REVERSING AND REMANDING


This Court granted discretionary review of a McCracken Circuit Court order which affirmed the McCracken District Court conviction of Thomas Beatus (Beatus) for operating a commercial vehicle under the influence of alcohol (KRS 281A.210) and imposed penalties contained in KRS Chapter 189A. Pursuant to this Court's order of February 7, 1997, granting discretionary review, the sole issue on appeal is whether penalties can be invoked from KRS 189A.010 and imputed to individuals convicted under KRS 281A.210. We disagree that those penalties can be applied interchangeably and reverse the court order accordingly.


On May 5, 1996, Officer Rob Estes (Estes) stopped Beatus after observing him driving a semi-tractor truck in an erratic manner, swerving over the center line and hitting the overpass curb. Estes administered two field sobriety tests and a preliminary breath test (PBT); Beatus failed all three tests. Estes arrested Beatus and charged him with operating a motor vehicle under the influence in violation of KRS 189A.010. Beatus registered 0.153 grams/210 liters on the Intoxilyzer 5000 breathalyzer test.


Prior to trial, the Commonwealth amended the charge to a violation of KRS 281A.210, which deals solely with the operation of commercial vehicles "while under the influence of alcohol or other controlled substance." At trial, the Commonwealth sought to impose penalties listed in KRS 189A.010 for a conviction pursuant to KRS 281A.210. Beatus objected. The trial Judge overruled the objection, and Beatus entered a conditional guilty plea and was accordingly convicted under KRS 281A.210. Invoking KRS 189A.010, the district court imposed a fine of four hundred seventy-seven dollars ($477.00) and a fourteen-day jail term (conditionally discharged). The circuit court affirmed the trial court's sentence, and this appeal followed.
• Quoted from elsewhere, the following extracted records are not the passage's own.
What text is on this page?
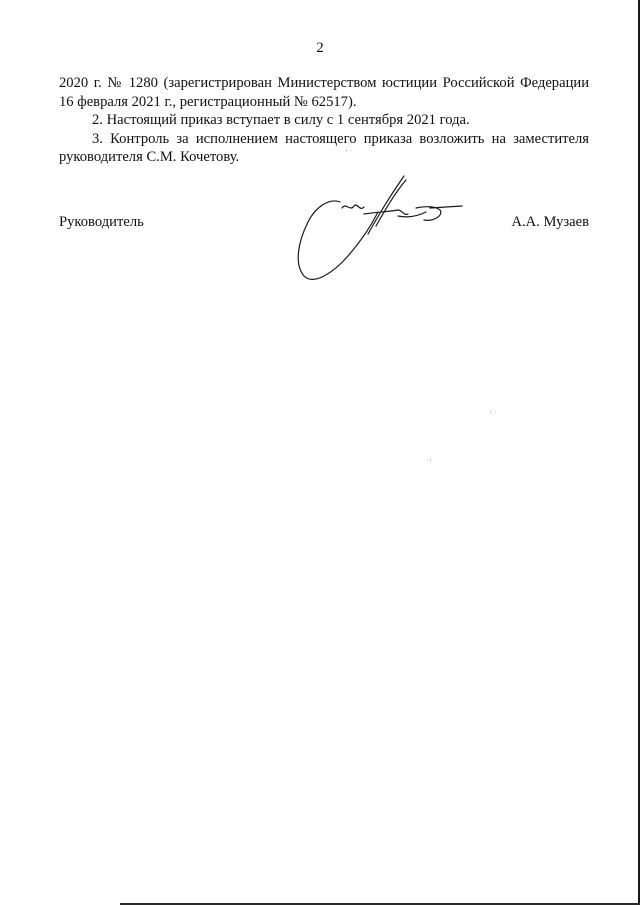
2

2020 г. № 1280 (зарегистрирован Министерством юстиции Российской Федерации 16 февраля 2021 г., регистрационный № 62517).

2. Настоящий приказ вступает в силу с 1 сентября 2021 года.

3. Контроль за исполнением настоящего приказа возложить на заместителя руководителя С.М. Кочетову.

Руководитель	А.А. Музаев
Beatus argues that the district court was incorrect in imposing penalties derived from KRS 189A.010 in a KRS 281A.210 conviction since the latter statute specifically refers to penalties contained in KRS Chapter 281A. He further contends that a court cannot read any additional language into the plain meaning of a statute. He maintains that even if courts were permitted to interpret legislative intent underlying the codification of statutes, the trial court still erred in interpreting KRS 281A.210.


The Commonwealth contends that the statutes are meant to be read and construed together. Although KRS Chapter 281A provides administrative penalties for violations, the Commonwealth nonetheless argues that the language in KRS 281A.219(4) is not a limitation -- but rather an expansion -- of the penalties that can be imposed. See Hardin County Fiscal Court v. Hardin County Board of Health, Ky. App., 899 S.W.2d 859 (1995)(a statute should be construed, if possible, to give effect and meaning to each part of it). The Commonwealth maintains that since KRS 281A.210(4) specifically defines a driver of a commercial vehicle with an alcohol concentration exceeding 0.04 as driving under the influence , Chapter 189A is applicable.


KRS 281A.210 provides, (3) A person who drives a commercial motor vehicle within this state with an alcohol concentration of four hundredths (0.04) or more shall be deemed to be operating a vehicle under the influence. (4) A person who drives a commercial motor vehicle within this state with an alcohol concentration of four hundredths (0.04) or more, ..., in addition to any other sanctions that may be imposed under this chapter shall be disqualified from driving a commercial motor vehicle under KRS 281A.190.